Seventeen year old migrant worker Guei [Cui Lin] gets a job with a delivery service in Beijing. He’s provided with a bicycle but has to pay it off. Just as he has almost bought it out, the bike is stolen. He convinces his boss not to fire him if he can find the bike.

Of course, this would never happen in reality but Guei does find the bicycle which is now in the possession of student Jian [Li Bin]. He has been promised a bike by his father but when this does not materialise, he steals money and buys the bike in a secondhand market. This allows him to keep up with his friends and show off to possible girlfriend Xiaoxiao [Gao Yuanyuan].

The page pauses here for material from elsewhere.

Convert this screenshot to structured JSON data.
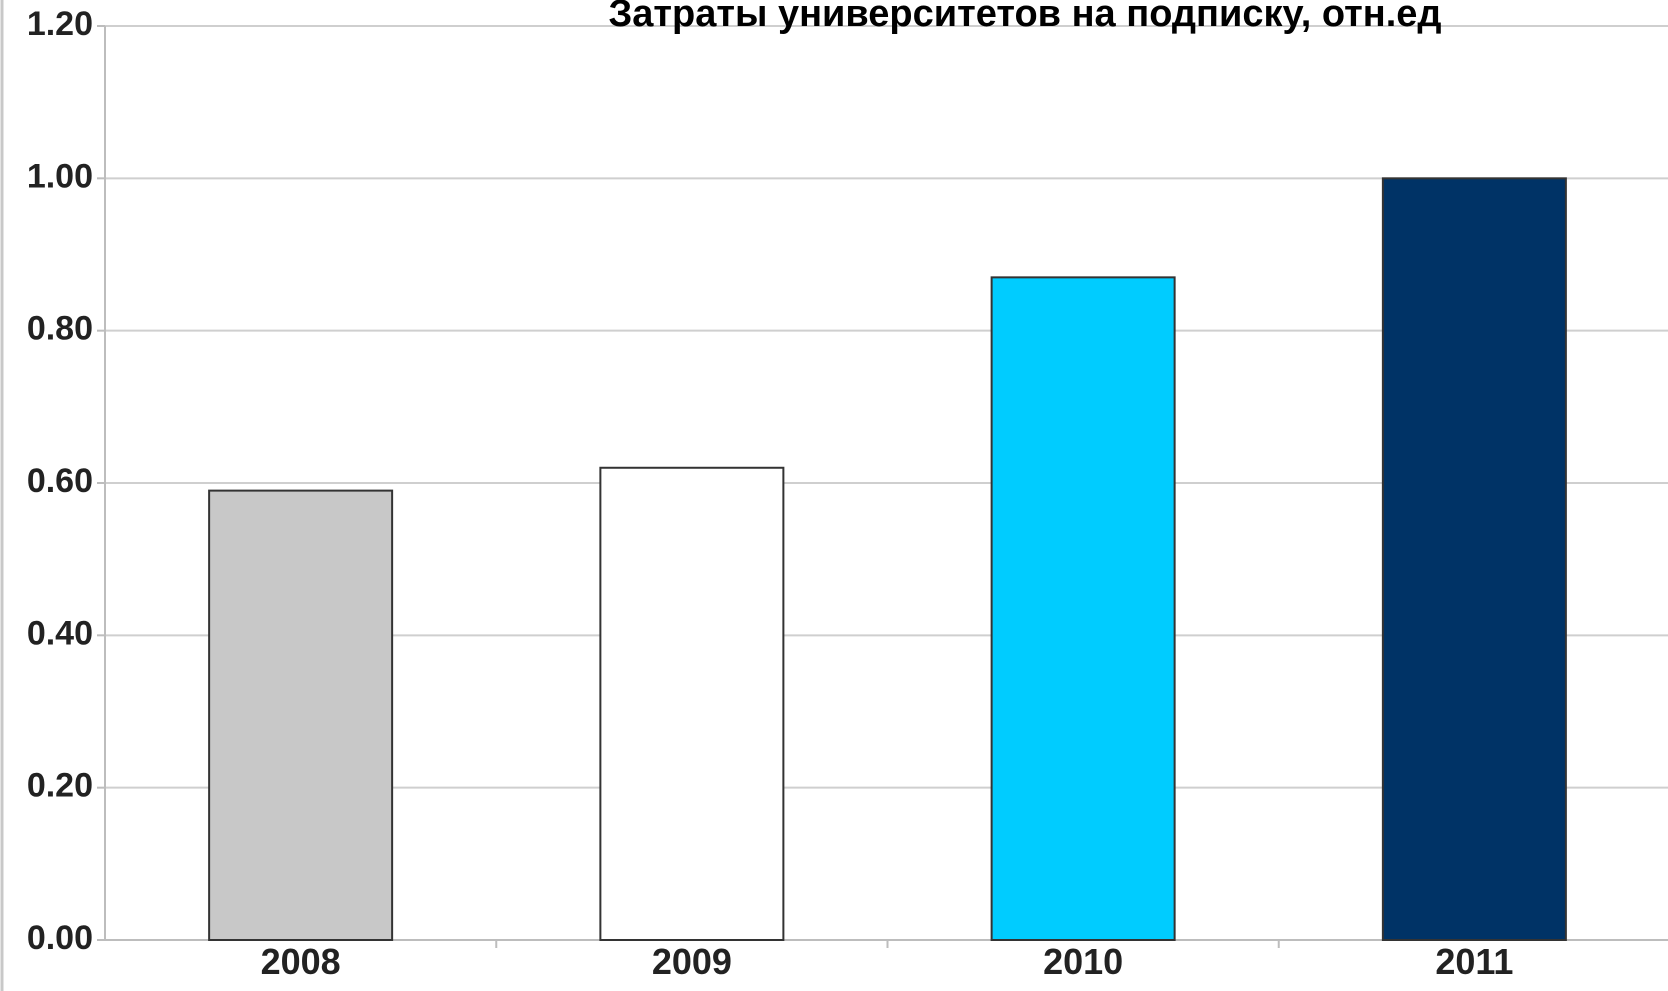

The two boys tussle for the bike which goes back and forward before they eventually agree to share it. The side stories are rather perfunctory. Xiaoxiao is interested in Jian who largely ignores her until she finds a more attentive partner to which he reacts violently.   Zhou Xun plays a mysterious young woman who Guei and his friends spy on but the main purpose seems to be to have something for Ms. Zhou to do in the film.

Overall, not much happens, the film is repetitive and stories about rural migrants struggling in a city and/or students growing up have been done better elsewhere (including by Wang himself). Comparisons are frequently made with de Sica’s Bicycle Thief but other than the fact that a bike is stolen, there is little to compare. Neo-realism this is not.

A Taiwan-France co-production which perhaps adds to the lack of authenticity of the film when one compares to, for example, So Close to Paradise.